You would probably guess her Royal Majesty the Queen of England enjoys fine dining at every meal, but you would be proven wrong. It’s surely fancier than most Americans are used to, but let’s keep this in perspective—she’s one of the most recognized, celebrated, and longest-reigning monarchs in the world. She keeps it classy while also staying frugal.
According to The Telegraph, twice a week the head chef to the real household, Mark Flanagan, presents the Queen with a red leather-hound book of menu suggestions from which she “ticks” what she likes and crosses out the rest. Her ticks are usually awarded to dishes that include chocolate or ingredients from her own farms or greenhouses.
Former chef to both the Queen and Princess Diana, Darren McGrady, recalled, “Sadly, the Queen is not a foodie. She eats to live, unlike Prince Philip who loves to eat and would stand and talk food all day.”
McGrady reveled the Queen stays slim by avoiding carbs when dining alone.
According to The Telegraph, the Queen likes plain, old cereal. Special K kept in a Tupperware box for freshness, dressed up with a bit of fruit. Smoked salmon with scrambled eggs is another favorite—the eggs most likely brown because she believes they taste better.
According to the Independent, the Queen takes a gin and Dubonnet before lunch with a slice of lemon and lots of ice.
For lunch, she might like grilled Dover sole with vegetables or simple grilled chicken with salad in keeping with her low-carb diet.
Post-lunch, McGrady has said the Queen enjoys afternoon tea, cakes, scones and sandwiches—always with the crusts off. Variations might include cucumber, smoked salmon, egg mayonnaise, hum and mustard.
Jam pennies—something I definitely had to look up—are small raspberry jam sandwiches cut into circles the size of an English Penny. The Queen used to have them with her sister, Princess Margaret as children. She still enjoys washing them down with Earl Grey tea.
The Queen enjoys a Sunday roast after church—but it has to be a well-done end slice. The Queen doesn’t do rare.
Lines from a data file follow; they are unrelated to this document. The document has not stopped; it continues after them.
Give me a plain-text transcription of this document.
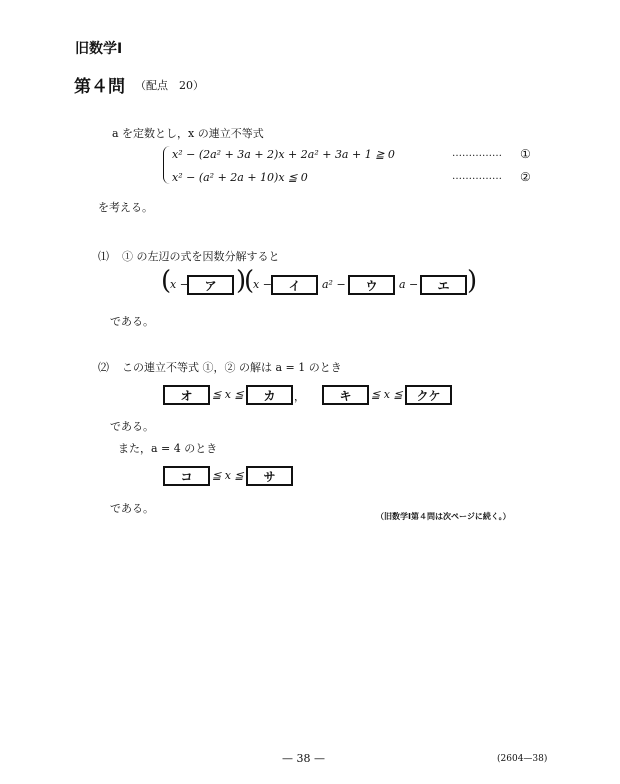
旧数学Ⅰ
第４問 （配点　20）
a を定数とし，x の連立不等式
x² − (2a² + 3a + 2)x + 2a² + 3a + 1 ≧ 0	…………… ①
x² − (a² + 2a + 10)x ≦ 0	…………… ②
を考える。
⑴ ① の左辺の式を因数分解すると
(
x −	ア )
(
x −	イ	a² −	ウ	a −	エ )
である。
⑵ この連立不等式 ①，② の解は a = 1 のとき
オ	≦ x ≦	カ	，	キ	≦ x ≦	クケ
である。
また，a = 4 のとき
コ	≦ x ≦	サ
である。
（旧数学Ⅰ第４問は次ページに続く。）
— 38 —	(2604—38)
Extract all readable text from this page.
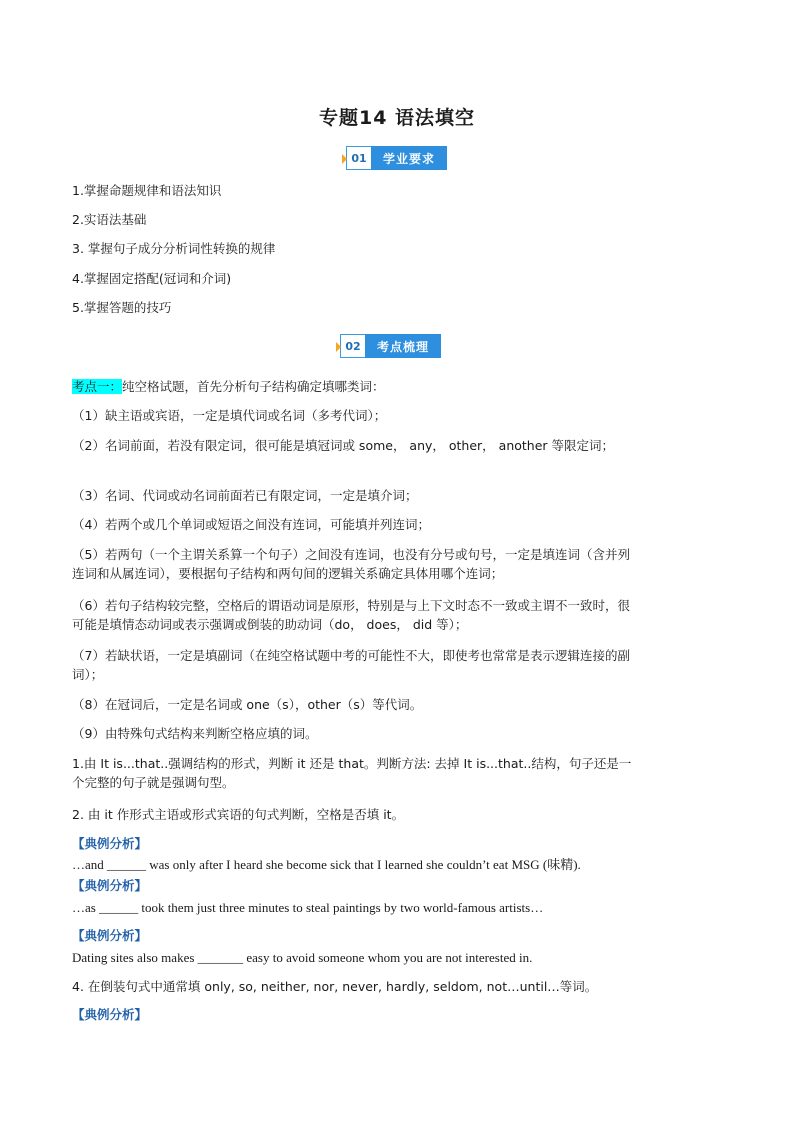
专题14 语法填空
01	学业要求
1.掌握命题规律和语法知识
2.实语法基础
3. 掌握句子成分分析词性转换的规律
4.掌握固定搭配(冠词和介词)
5.掌握答题的技巧
02	考点梳理
考点一：纯空格试题，首先分析句子结构确定填哪类词：
（1）缺主语或宾语，一定是填代词或名词（多考代词）；
（2）名词前面，若没有限定词，很可能是填冠词或 some， any， other， another 等限定词；
（3）名词、代词或动名词前面若已有限定词，一定是填介词；
（4）若两个或几个单词或短语之间没有连词，可能填并列连词；
（5）若两句（一个主谓关系算一个句子）之间没有连词，也没有分号或句号，一定是填连词（含并列连词和从属连词），要根据句子结构和两句间的逻辑关系确定具体用哪个连词；
（6）若句子结构较完整，空格后的谓语动词是原形，特别是与上下文时态不一致或主谓不一致时，很可能是填情态动词或表示强调或倒装的助动词（do， does， did 等）；
（7）若缺状语，一定是填副词（在纯空格试题中考的可能性不大，即使考也常常是表示逻辑连接的副词）；
（8）在冠词后，一定是名词或 one（s），other（s）等代词。
（9）由特殊句式结构来判断空格应填的词。
1.由 It is...that..强调结构的形式，判断 it 还是 that。判断方法: 去掉 It is...that..结构，句子还是一个完整的句子就是强调句型。
2. 由 it 作形式主语或形式宾语的句式判断，空格是否填 it。
【典例分析】
…and ______ was only after I heard she become sick that I learned she couldn’t eat MSG (味精).
【典例分析】
…as ______ took them just three minutes to steal paintings by two world-famous artists…
【典例分析】
Dating sites also makes _______ easy to avoid someone whom you are not interested in.
4. 在倒装句式中通常填 only, so, neither, nor, never, hardly, seldom, not…until…等词。
【典例分析】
Other nights, she might dine on fillets of beef or venison from one of her royal estates, turned into a Gaelic steak, served with a mushroom, cream and whisky sauce.
Dessert might include white peaches from Windsor Castle, other fresh fruit, and definitely something chocolate like this Belgian chocolate cake the Royal Family enjoyed at the 2006 surprise celebration Prince Charles threw for his mother’s 80th birthday.